Radsport ist nur ein Spiel

Nachdem Vingegaard auf der 11. Etappe im Sprint gegen Pogacar den Tagessieg errungen hatte, ist nach dem ersten Tag des schweren Pyrenäenwochenendes das Momentum nun wieder auf Seiten Pogacars. Als Revanche wollte der Slowene das allerdings nicht verstanden wissen. "Es ist ja kein Krieg oder so was", sagte Pogacar: "Es ist nur Radsport, ein Spiel, das wir spielen."

Ein Mannschaftssport vor allem. Und auch deswegen hat Pogacar nun das Momentum auf seiner Seite. Sein Team präsentierte sich an diesem Tag als deutlich stärker als Vingegaards Mannschaft. Pogacar hatte seine Teamkollegen von Beginn an das Rennen bestimmen lassen. Vor allem Nils Politt beeindruckte in den ersten beiden Rennstunden, als er das Feld fast im Alleingang über den Tourmalet geführt hatte.

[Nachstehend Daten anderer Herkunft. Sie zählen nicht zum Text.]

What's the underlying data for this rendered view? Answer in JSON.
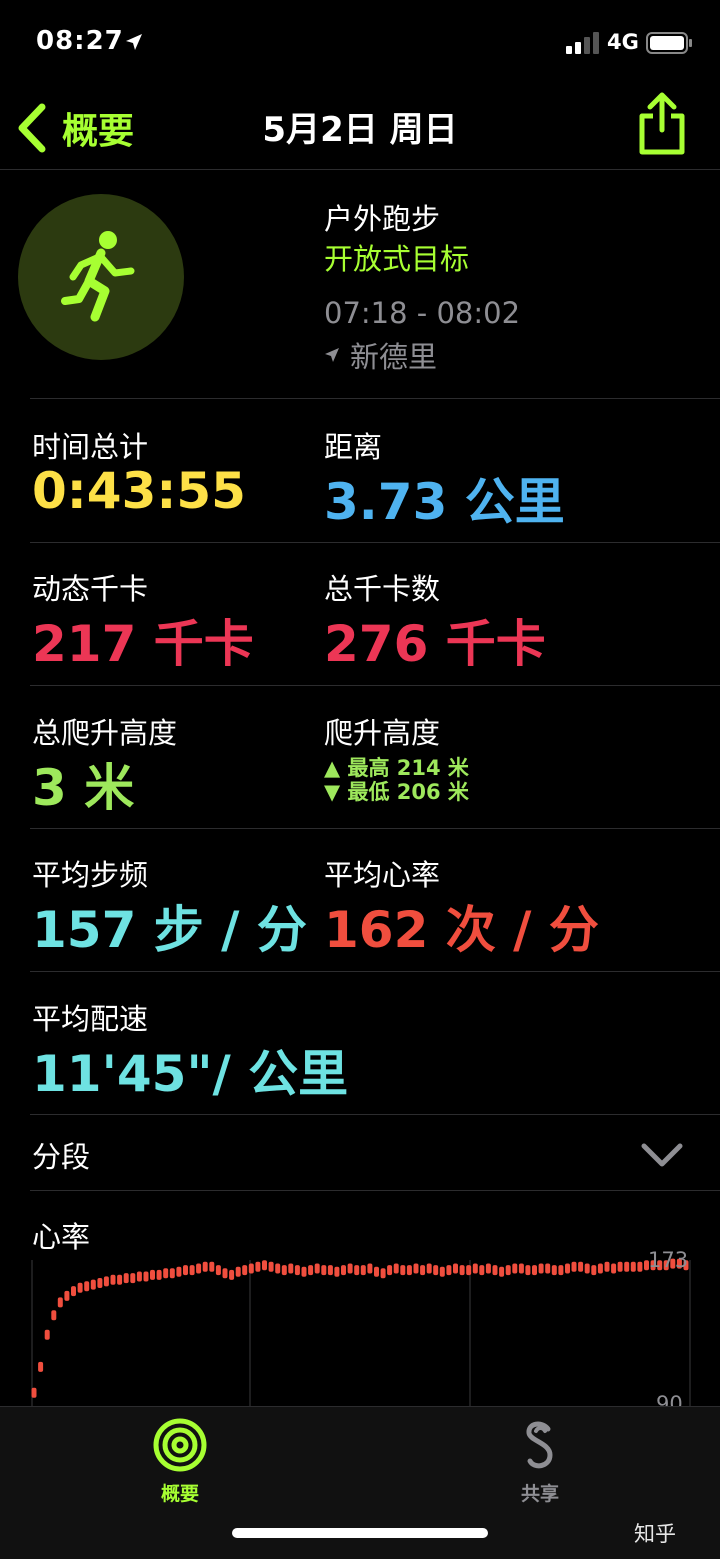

"Nils war unglaublich", lobte Pogacar später seinen deutschen Teamkollegen, der schon auf den flacheren Etappen gemeinsam mit dem Belgier Tim Wellens seine Dienste im Wind geleistet hatte: "Sie haben schon so hart gearbeitet in diesen zwei Wochen. Und heute haben sie die Ausreißer in Schach gehalten. Wirklich, wirklich beeindruckend. Alle haben einen perfekten Job gemacht."

Vingegaard hofft auf zweiten Pyrenäentag

Bei Visma-Lease A Bike, der Mannschaft, die anders als Pogacars Team nicht so gerne improvisiert, müssen sie sich nun überlegen, wie sie den derzeitigen Machtverhältnissen auf der Straße begegnen wollen. Sie selbst können das Rennen derzeit offenbar nicht bestimmen, weshalb es nun vor allem auf Vingegaard selbst ankommen wird. "Natürlich hoffen wir trotzdem, dass noch Etappen kommen, wo wir Zeit zurückgewinnen können", sagte der Sportliche Leiter Grischa Niermann: "Aber im Moment müssen wir ganz klar sagen, sieht es nicht danach aus."

Vingegaard selbst klang auf dem Pla d’Adet nicht ganz so fatalistisch. Der Schlussanstieg dort lag Pogacar deutlich besser als ihm. "Auf den steilen Stücken habe ich Zeit gut gemacht", sagte der Däne. Doch die flacheren Passagen, die Rhythmuswechsel waren zu Pogacars Vorteil. Schon die zweite Pyrenäenetappe am Sonntag, die auf dem Plateau de Beille erneut mit einer Bergankunft endet, kann das Pendel wieder in die andere Richtung schwingen lassen. Es werde heißer und die Etappe sei deutlich länger, sagte Vingegaard. "Je länger, desto härter, desto besser."

Er muss nun allerdings attackieren, während Pogacar mit fast zwei Minuten Vorsprung im Klassement erst einmal nur reagieren kann. Aber natürlich will der Slowene sich darauf nicht beschränken. "Wir wollen das Momentum, die Energie im Team, die guten Beine behalten", sagte er grinsend. Der Rest ist dann Improvisation.